Thoughts on comfortable GUI development
A.k.a. make Visual Basic happen again
Debugging
From research journal entry 2023-02-24.
When creating GUIs you might want to know:
- How is this element defined?
- Where does it come from?
- Why does it exist/am I seeing it?
From the entry as well:
[…] you should be able to enter a special mode while developing which allows you to click on a button and be taken to its editable definition. Editing that definition should either change that button (like the DOM editor in your browser) or all buttons (but that might render the current state impossible to reach?). Other things which would be cool is to know the causality of the button’s existence. E.g. which other buttons were pressed in the past to get to where we are?

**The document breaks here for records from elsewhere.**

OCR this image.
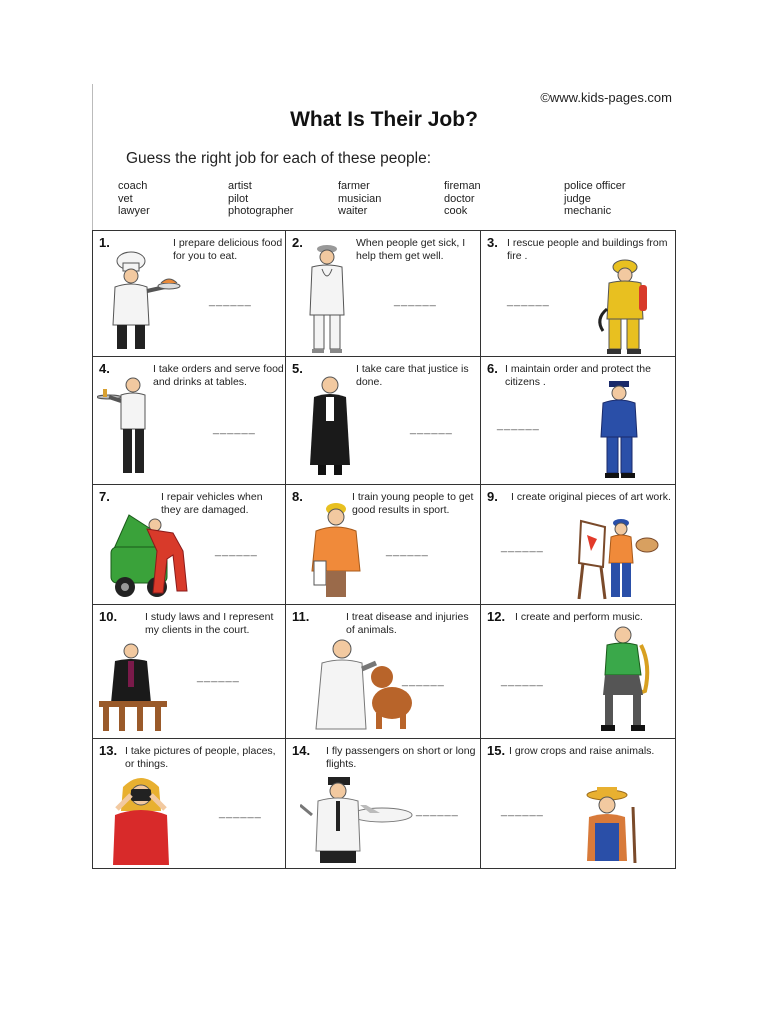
©www.kids-pages.com
What Is Their Job?
Guess the right job for each of these people:
coach
vet
lawyer
artist
pilot
photographer
farmer
musician
waiter
fireman
doctor
cook
police officer
judge
mechanic
1.	I prepare delicious food for you to eat.
______
2.	When people get sick, I help them get well.
______
3. I rescue people and buildings from fire .
______
4.	I take orders and serve food and drinks at tables.
______
5.	I take care that justice is done.
______
6. I maintain order and protect the citizens .
______
7.	I repair vehicles when they are damaged.
______
8.	I train young people to get good results in sport.
______
9. I create original pieces of art work.
______
10.	I study laws and I represent my clients in the court.
______
11.	I treat disease and injuries of animals.
______
12. I create and perform music.
______
13. I take pictures of people, places, or things.
______
14. I fly passengers on short or long flights.
______
15. I grow crops and raise animals.
______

It would be nice to achieve these features without hard coding them into the programming system. This requires meta-programming features. They also should have no performance impact if they’re not actually used, for example in a released program which doesn’t have to be inspectable.
Defining/editing graphically
Defining graphical user interfaces in code is not fun in my experience. The spooky action at a distance aspect of it kills experimentation and productivity. Therefore a programming system should have some way of defining programs that are part of version history in a programmatic way, so that a GUI editor can be implemented natively.

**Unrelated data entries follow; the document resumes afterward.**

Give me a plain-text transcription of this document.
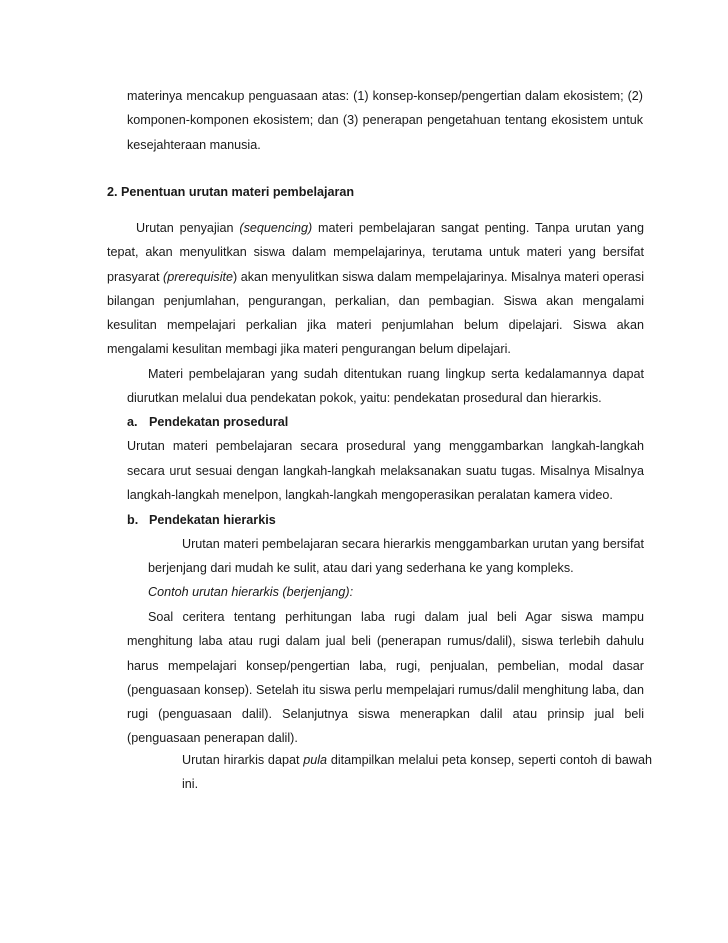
materinya mencakup penguasaan atas: (1) konsep-konsep/pengertian dalam ekosistem; (2) komponen-komponen ekosistem; dan (3) penerapan pengetahuan tentang ekosistem untuk kesejahteraan manusia.

2. Penentuan urutan materi pembelajaran

Urutan penyajian (sequencing) materi pembelajaran sangat penting. Tanpa urutan yang tepat, akan menyulitkan siswa dalam mempelajarinya, terutama untuk materi yang bersifat prasyarat (prerequisite) akan menyulitkan siswa dalam mempelajarinya. Misalnya materi operasi bilangan penjumlahan, pengurangan, perkalian, dan pembagian. Siswa akan mengalami kesulitan mempelajari perkalian jika materi penjumlahan belum dipelajari. Siswa akan mengalami kesulitan membagi jika materi pengurangan belum dipelajari.

Materi pembelajaran yang sudah ditentukan ruang lingkup serta kedalamannya dapat diurutkan melalui dua pendekatan pokok, yaitu: pendekatan prosedural dan hierarkis.

a. Pendekatan prosedural

Urutan materi pembelajaran secara prosedural yang menggambarkan langkah-langkah secara urut sesuai dengan langkah-langkah melaksanakan suatu tugas. Misalnya Misalnya langkah-langkah menelpon, langkah-langkah mengoperasikan peralatan kamera video.

b. Pendekatan hierarkis

Urutan materi pembelajaran secara hierarkis menggambarkan urutan yang bersifat berjenjang dari mudah ke sulit, atau dari yang sederhana ke yang kompleks.

Contoh urutan hierarkis (berjenjang):

Soal ceritera tentang perhitungan laba rugi dalam jual beli Agar siswa mampu menghitung laba atau rugi dalam jual beli (penerapan rumus/dalil), siswa terlebih dahulu harus mempelajari konsep/pengertian laba, rugi, penjualan, pembelian, modal dasar (penguasaan konsep). Setelah itu siswa perlu mempelajari rumus/dalil menghitung laba, dan rugi (penguasaan dalil). Selanjutnya siswa menerapkan dalil atau prinsip jual beli (penguasaan penerapan dalil).

Urutan hirarkis dapat pula ditampilkan melalui peta konsep, seperti contoh di bawah ini.
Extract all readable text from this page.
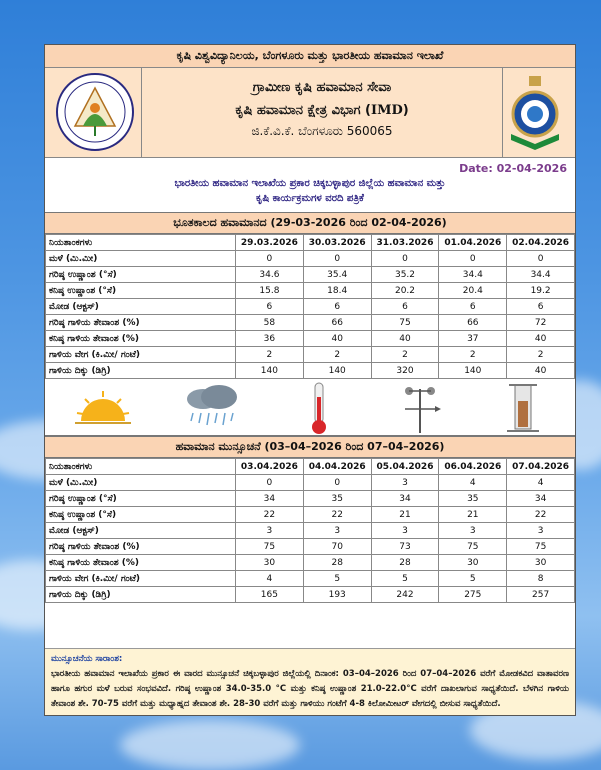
ಕೃಷಿ ವಿಶ್ವವಿದ್ಯಾನಿಲಯ, ಬೆಂಗಳೂರು ಮತ್ತು ಭಾರತೀಯ ಹವಾಮಾನ ಇಲಾಖೆ
ಗ್ರಾಮೀಣ ಕೃಷಿ ಹವಾಮಾನ ಸೇವಾ
ಕೃಷಿ ಹವಾಮಾನ ಕ್ಷೇತ್ರ ವಿಭಾಗ (IMD)
ಜಿ.ಕೆ.ವಿ.ಕೆ. ಬೆಂಗಳೂರು 560065
Date: 02-04-2026
ಭಾರತೀಯ ಹವಾಮಾನ ಇಲಾಖೆಯ ಪ್ರಕಾರ ಚಿಕ್ಕಬಳ್ಳಾಪುರ ಜಿಲ್ಲೆಯ ಹವಾಮಾನ ಮತ್ತು
ಕೃಷಿ ಕಾರ್ಯಕ್ರಮಗಳ ವರದಿ ಪತ್ರಿಕೆ
ಭೂತಕಾಲದ ಹವಾಮಾನದ (29-03-2026 ರಿಂದ 02-04-2026)
ನಿಯತಾಂಕಗಳು	29.03.2026	30.03.2026	31.03.2026	01.04.2026	02.04.2026
ಮಳೆ (ಮಿ.ಮೀ)	0	0	0	0	0
ಗರಿಷ್ಠ ಉಷ್ಣಾಂಶ (°ಸೆ)	34.6	35.4	35.2	34.4	34.4
ಕನಿಷ್ಠ ಉಷ್ಣಾಂಶ (°ಸೆ)	15.8	18.4	20.2	20.4	19.2
ಮೋಡ (ಆಕ್ಟಸ್)	6	6	6	6	6
ಗರಿಷ್ಠ ಗಾಳಿಯ ತೇವಾಂಶ (%)	58	66	75	66	72
ಕನಿಷ್ಠ ಗಾಳಿಯ ತೇವಾಂಶ (%)	36	40	40	37	40
ಗಾಳಿಯ ವೇಗ (ಕಿ.ಮೀ/ ಗಂಟೆ)	2	2	2	2	2
ಗಾಳಿಯ ದಿಕ್ಕು (ಡಿಗ್ರಿ)	140	140	320	140	40
ಹವಾಮಾನ ಮುನ್ಸೂಚನೆ (03–04–2026 ರಿಂದ 07–04–2026)
ನಿಯತಾಂಕಗಳು	03.04.2026	04.04.2026	05.04.2026	06.04.2026	07.04.2026
ಮಳೆ (ಮಿ.ಮೀ)	0	0	3	4	4
ಗರಿಷ್ಠ ಉಷ್ಣಾಂಶ (°ಸೆ)	34	35	34	35	34
ಕನಿಷ್ಠ ಉಷ್ಣಾಂಶ (°ಸೆ)	22	22	21	21	22
ಮೋಡ (ಆಕ್ಟಸ್)	3	3	3	3	3
ಗರಿಷ್ಠ ಗಾಳಿಯ ತೇವಾಂಶ (%)	75	70	73	75	75
ಕನಿಷ್ಠ ಗಾಳಿಯ ತೇವಾಂಶ (%)	30	28	28	30	30
ಗಾಳಿಯ ವೇಗ (ಕಿ.ಮೀ/ ಗಂಟೆ)	4	5	5	5	8
ಗಾಳಿಯ ದಿಕ್ಕು (ಡಿಗ್ರಿ)	165	193	242	275	257
ಮುನ್ಸೂಚನೆಯ ಸಾರಾಂಶ:
ಭಾರತೀಯ ಹವಾಮಾನ ಇಲಾಖೆಯ ಪ್ರಕಾರ ಈ ವಾರದ ಮುನ್ಸೂಚನೆ ಚಿಕ್ಕಬಳ್ಳಾಪುರ ಜಿಲ್ಲೆಯಲ್ಲಿ ದಿನಾಂಕ: 03–04–2026 ರಿಂದ 07–04–2026 ವರೆಗೆ ಮೋಡಕವಿದ ವಾತಾವರಣ ಹಾಗೂ ಹಗುರ ಮಳೆ ಬರುವ ಸಂಭವವಿದೆ. ಗರಿಷ್ಠ ಉಷ್ಣಾಂಶ 34.0-35.0 °C ಮತ್ತು ಕನಿಷ್ಠ ಉಷ್ಣಾಂಶ 21.0-22.0°C ವರೆಗೆ ದಾಖಲಾಗುವ ಸಾಧ್ಯತೆಯಿದೆ. ಬೆಳಗಿನ ಗಾಳಿಯ ತೇವಾಂಶ ಶೇ. 70-75 ವರೆಗೆ ಮತ್ತು ಮಧ್ಯಾಹ್ನದ ತೇವಾಂಶ ಶೇ. 28-30 ವರೆಗೆ ಮತ್ತು ಗಾಳಿಯು ಗಂಟೆಗೆ 4-8 ಕಿಲೋಮೀಟರ್ ವೇಗದಲ್ಲಿ ಬೀಸುವ ಸಾಧ್ಯತೆಯಿದೆ.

GUIs should be testable without relying on rendering
From journal entry UI designs/programs should be testable.
Could you record interactions with a UI and replay them in various contexts (resized windows etc.) so that they still work? This needs predictable identifiers for the UI components. What does a programming language which natively supports these predictable IDs look like?
In common OO programming object identity is not predictable, because the system is not pure and not replayable.
I think using a good denotation for causality will naturally lead to one for identity. Then you could use these identities to record interactions, independently of how GUI elements are actually rendered. The downside is that you can’t really test whether something is correctly layouted/visible, but I imagine many tests aren’t actually about that and more about general workflow.